NIPS 2017
Mon Dec 4th through Sat the 9th, 2017 at Long Beach Convention Center
Paper ID: 1611 Online Dynamic Programming

### Reviewer 1

The paper extends the celebrated multiplicative update algorithm to combinatorial structured problems whose offline versions can be solved some kind of DP algorithms. More precisely, the authors extend the Expanded Hedge and the Component Hedge algorithms to k-multipaths and applications thereof. The extension is well conducted by inspecting the various steps of these algorithms. The extension is made so that similar type of regret guarantees are achieved. The technical contribution of the paper lies in the simplification of the characterization of the convex hull of the decision space due to the underlying DP structure. Except for the introduction, the paper is well presented and easy to follow. The authors describe more and more involved models and algorithms, which help a lot understanding the contributions.

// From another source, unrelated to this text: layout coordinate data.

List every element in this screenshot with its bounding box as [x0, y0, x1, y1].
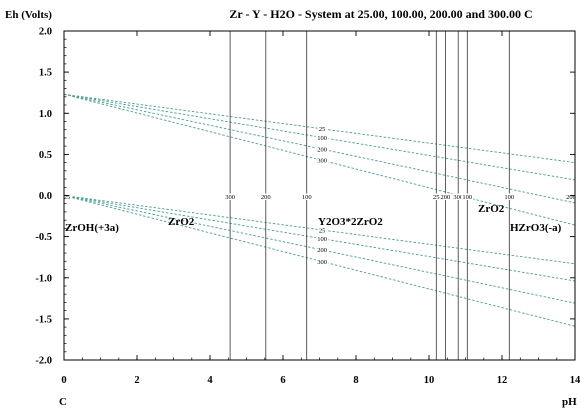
y-tick-label: 1.0 — [39, 109, 52, 120]
water-line-label-bg — [315, 235, 329, 243]
axes: 2.0 1.5 1.0 0.5 0.0 -0.5 -1.0 -1.5 -2.0 0 2 4 6 8 10 12… — [35, 27, 581, 386]
boundary-label-bg — [452, 193, 465, 200]
water-line-label: 200 — [317, 247, 327, 254]
y-tick-label: 0.5 — [39, 150, 52, 161]
y-tick-label: -1.5 — [35, 315, 52, 326]
x-tick-label: 14 — [570, 375, 581, 386]
boundary-label: 100 — [504, 194, 514, 201]
boundary-label: 25 — [433, 194, 440, 201]
y-axis-title: Eh (Volts) — [5, 9, 52, 21]
water-line-label-bg — [315, 258, 329, 265]
boundary-label-bg — [461, 193, 474, 200]
region-label: Y2O3*2ZrO2 — [318, 216, 383, 228]
boundary-label: 100 — [462, 194, 472, 201]
y-tick-label: -2.0 — [35, 356, 52, 367]
x-tick-label: 2 — [134, 375, 139, 386]
water-line-label-bg — [317, 226, 327, 234]
boundary-label: 200 — [441, 194, 451, 201]
water-line-label: 100 — [317, 135, 327, 142]
water-line-label: 300 — [317, 158, 327, 165]
region-label: ZrO2 — [478, 203, 505, 215]
x-tick-label: 0 — [61, 375, 66, 386]
y-tick-label: 1.5 — [39, 68, 52, 79]
boundary-label-bg — [432, 193, 441, 200]
water-line-label: 200 — [317, 147, 327, 154]
boundary-label-bg — [259, 193, 272, 200]
y-tick-label: 0.0 — [39, 191, 52, 202]
water-line-label-bg — [315, 156, 329, 164]
boundary-label: 25 — [64, 194, 71, 201]
boundary-label-bg — [439, 193, 452, 200]
y-tick-label: -0.5 — [35, 232, 52, 243]
boundary-label: 300 — [453, 194, 463, 201]
y-tick-label: -1.0 — [35, 273, 52, 284]
water-line-lower-200 — [63, 195, 576, 304]
region-label: ZrO2 — [168, 216, 195, 228]
x-tick-label: 12 — [497, 375, 508, 386]
boundary-label-bg — [300, 193, 313, 200]
x-tick-label: 10 — [424, 375, 435, 386]
water-line-label: 100 — [317, 236, 327, 243]
x-axis-title: pH — [562, 396, 577, 408]
region-labels: ZrOH(+3a) ZrO2 Y2O3*2ZrO2 ZrO2 HZrO3(-a) — [65, 203, 562, 234]
y-tick-label: 2.0 — [39, 27, 52, 38]
boundary-label-bg — [62, 193, 72, 200]
water-line-label: 25 — [319, 227, 326, 234]
boundary-label: 200 — [261, 194, 271, 201]
boundary-label: 100 — [302, 194, 312, 201]
water-line-label-bg — [317, 125, 327, 133]
water-line-label-bg — [315, 246, 329, 254]
boundary-label: 300 — [225, 194, 235, 201]
boundary-label-bg — [565, 193, 577, 200]
water-line-label-bg — [315, 145, 329, 153]
x-tick-label: 8 — [353, 375, 358, 386]
water-line-label-bg — [315, 134, 329, 141]
boundary-label: 200 — [566, 194, 576, 201]
chart-title: Zr - Y - H2O - System at 25.00, 100.00, … — [229, 7, 532, 21]
water-line-upper-200 — [63, 93, 576, 204]
corner-label: C — [59, 396, 67, 408]
x-tick-label: 6 — [280, 375, 285, 386]
region-label: ZrOH(+3a) — [65, 222, 119, 234]
boundary-label-bg — [224, 193, 236, 200]
x-tick-label: 4 — [207, 375, 213, 386]
water-line-label: 25 — [319, 126, 326, 133]
boundary-label-bg — [503, 193, 516, 200]
region-label: HZrO3(-a) — [510, 222, 562, 234]
water-line-label: 300 — [317, 259, 327, 266]
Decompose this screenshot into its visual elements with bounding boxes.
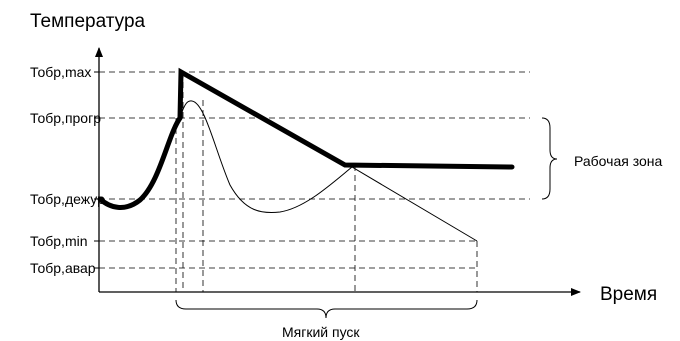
- level-label-min: Тобр,min: [30, 233, 88, 249]
- level-label-progr: Тобр,прогр: [30, 110, 101, 126]
- level-lines: [99, 71, 530, 269]
- y-axis-title: Температура: [30, 11, 146, 32]
- thin-curve: [179, 100, 478, 242]
- work-zone-brace: [541, 117, 558, 200]
- thick-curve: [97, 67, 515, 210]
- soft-start-brace: [175, 299, 478, 319]
- level-label-avar: Тобр,авар: [30, 260, 96, 276]
- level-label-max: Тобр,max: [30, 64, 91, 80]
- x-axis-title: Время: [600, 284, 657, 305]
- work-zone-label: Рабочая зона: [574, 153, 662, 169]
- level-label-dezhur: Тобр,дежур: [30, 191, 105, 207]
- soft-start-label: Мягкий пуск: [282, 324, 360, 340]
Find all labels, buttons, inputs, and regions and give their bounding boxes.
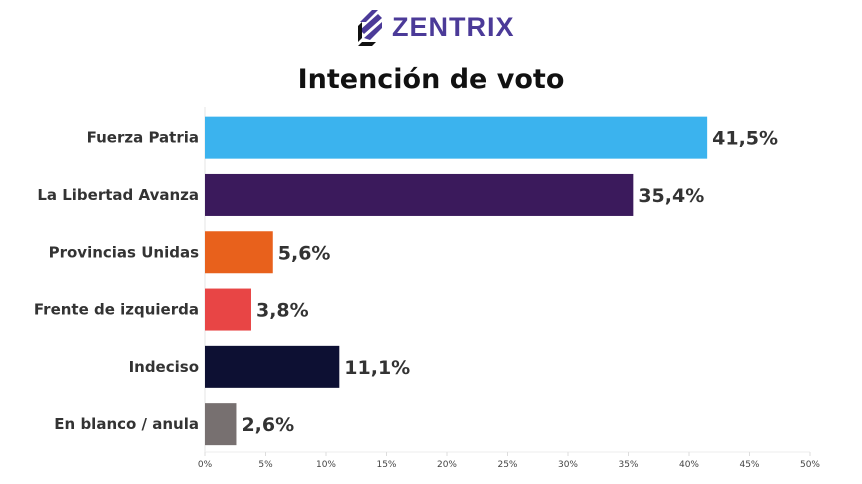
x-tick-label: 35% — [618, 460, 638, 470]
data-label: 2,6% — [241, 414, 294, 436]
x-tick-label: 30% — [558, 460, 578, 470]
x-tick-label: 40% — [679, 460, 699, 470]
category-label: Indeciso — [129, 358, 199, 376]
x-tick-label: 15% — [376, 460, 396, 470]
category-label: Frente de izquierda — [34, 301, 199, 319]
data-label: 5,6% — [278, 242, 331, 264]
category-label: Fuerza Patria — [87, 129, 199, 147]
bar — [205, 173, 634, 216]
bar — [205, 345, 340, 388]
x-tick-label: 20% — [437, 460, 457, 470]
category-label: Provincias Unidas — [49, 243, 199, 261]
category-label: La Libertad Avanza — [37, 186, 199, 204]
zentrix-logo-icon — [358, 10, 382, 46]
data-label: 3,8% — [256, 300, 309, 322]
bar — [205, 231, 273, 274]
data-label: 41,5% — [712, 128, 778, 150]
x-tick-label: 0% — [198, 460, 213, 470]
bar — [205, 403, 237, 446]
data-label: 11,1% — [344, 357, 410, 379]
x-tick-label: 25% — [497, 460, 517, 470]
x-tick-label: 10% — [316, 460, 336, 470]
bar — [205, 288, 251, 331]
data-label: 35,4% — [638, 185, 704, 207]
x-tick-label: 50% — [800, 460, 820, 470]
bar — [205, 116, 708, 159]
category-label: En blanco / anula — [54, 415, 199, 433]
x-tick-label: 5% — [258, 460, 273, 470]
logo-text: ZENTRIX — [392, 11, 515, 42]
chart-title: Intención de voto — [297, 64, 565, 95]
x-tick-label: 45% — [739, 460, 759, 470]
logo: ZENTRIX — [356, 8, 515, 46]
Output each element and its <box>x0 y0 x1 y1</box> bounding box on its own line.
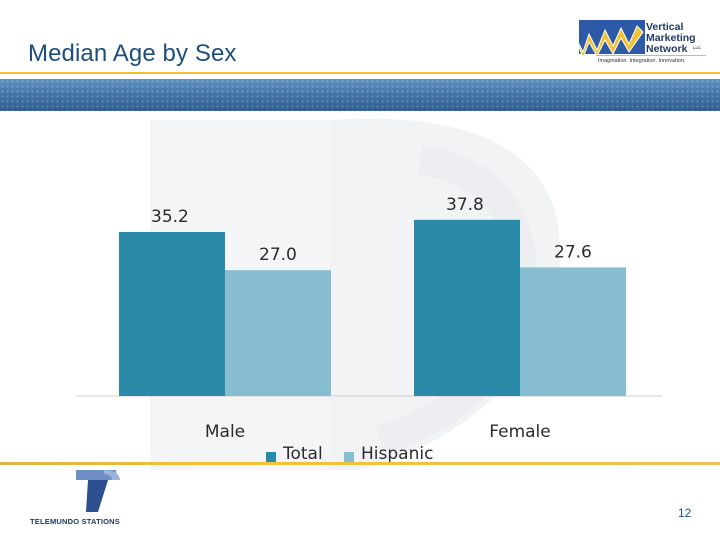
bar-total-female <box>414 219 520 396</box>
header-band <box>0 79 720 111</box>
data-label-total-female: 37.8 <box>446 195 484 215</box>
logo-tagline: Imagination. Integration. Innovation. <box>598 58 686 64</box>
telemundo-wordmark: TELEMUNDO STATIONS <box>30 517 120 526</box>
category-label-female: Female <box>489 422 550 442</box>
data-label-hispanic-female: 27.6 <box>554 242 592 262</box>
legend-swatch-total <box>266 452 276 462</box>
legend-label-hispanic: Hispanic <box>361 444 434 464</box>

The introduction focuses on BST, which is only one application of the proposed framework, and confusing actually … The main concerns about the paper is (i) the lack of reference to existing work on online Markov Decision Processes (arguably one of the main applications of the proposed framework), and (ii) the lack of numerical experiments. (i) For example, it seems that similar setting as the one described in Section 4 has been investigated in Even-Dar et al. in “Online markov decision processes”, Maths of OR, 2009. How do your results compare to those of the latter paper? There have been plenty of papers on this topic since 2009, and some of them with full information feedback as that considered here. Overall the paper is interesting and provides a nice way of generalizing Hedge algorithms to combinatorial problems whose offline version can be solved using DP. However, this does not seem to be a new topic, and the lack of comparison with existing work is regrettable.

### Reviewer 2

The aim of this paper is to extend results in online combinatorial optimization to new combinatorial objects such as $k$-multipaths and binary search trees. Specifically, the authors are interested in extending Expanded-Hedge (EH) and Component Hedge (CH) to online combinatorial games, for which the offline problem can be solved in a bottom-up way using Dynamic Programming. Though the results about online optimization with $k$-multipaths are interesting, the overall paper could benefit from more polishing: some definitions and notations are not clearly defined, and some assertions look incorrect. Namely: In Section 4, the set (of subsets) $\mathcal H_v$ is not clearly defined, so it is very difficult for the reader to capture the family of DP tasks defined according to the recurrence relation (3). In this section, some concrete examples of online optimization problems characterized by this DP family would be helpful. In Section 5, the notion of Binary Search Tree should be clearly defined. Notably, if the authors are interested by the set of all rooted binary trees with $n + 1$ leaves, the cardinality of this set is indeed the Catalan number of order $n$ (as indicated in Line 268). But, contrary to what is claimed in Lines 250-251, there is a well-known characterization of the polytope specified by the convex hull of all rooted binary trees of order $n$: this is the $n$th dimensional associahedron. Since this polytope is integral, we can use (at least theoretically) the Component Hedge algorithm for projecting points onto this polytope, and decomposing them (by Caratheodory's theorem) into convex combinations of binary trees. Section 5.2 is of particular importance, as it explains how the online BST problem can be solved using previous results obtained for $k$-multipaths. But the translation of this problem into an online $2$-multipath learning task is not clear at all. To this very point, it is important to explain in unambiguous terms how we can learn BSTs using the CH (or EH) technique used for $k$-multipaths. According to the sets $V$, $\Omega$, and $F_{ij}$ defined in Lines 265-266, are we guaranteed that (i) every $k$-multipath of the induced graph encodes a rooted binary tree with $n+1$ leaves (correctness), and (ii) every possible rooted binary tree with $n+1$ leaves can be encoded by a $k$-multipath of this induced graph?

### Reviewer 3

This work proposes an online dynamic programming method for a number of problems which involve an exponential number of combinatorial objects. The idea is to reduce the subproblems in dynamic programming algorithms to vertices in k-regular DAG, so that a concise representation of the combinatorial objects can be constructed. The paper is focused on the optimal binary search tree problem but the authors also show how other problems can be addressed by this new technique in the appendix. Overall, I think this is a solid work. A question is, can the authors explicitly discuss what kinds of problems on which this algorithm can be applied? Some notations are not well explained, e.g. some notations in Eq.(3). There are some language errors in the paper, such as “can also visited” in line 119 and a plural issue in line 211.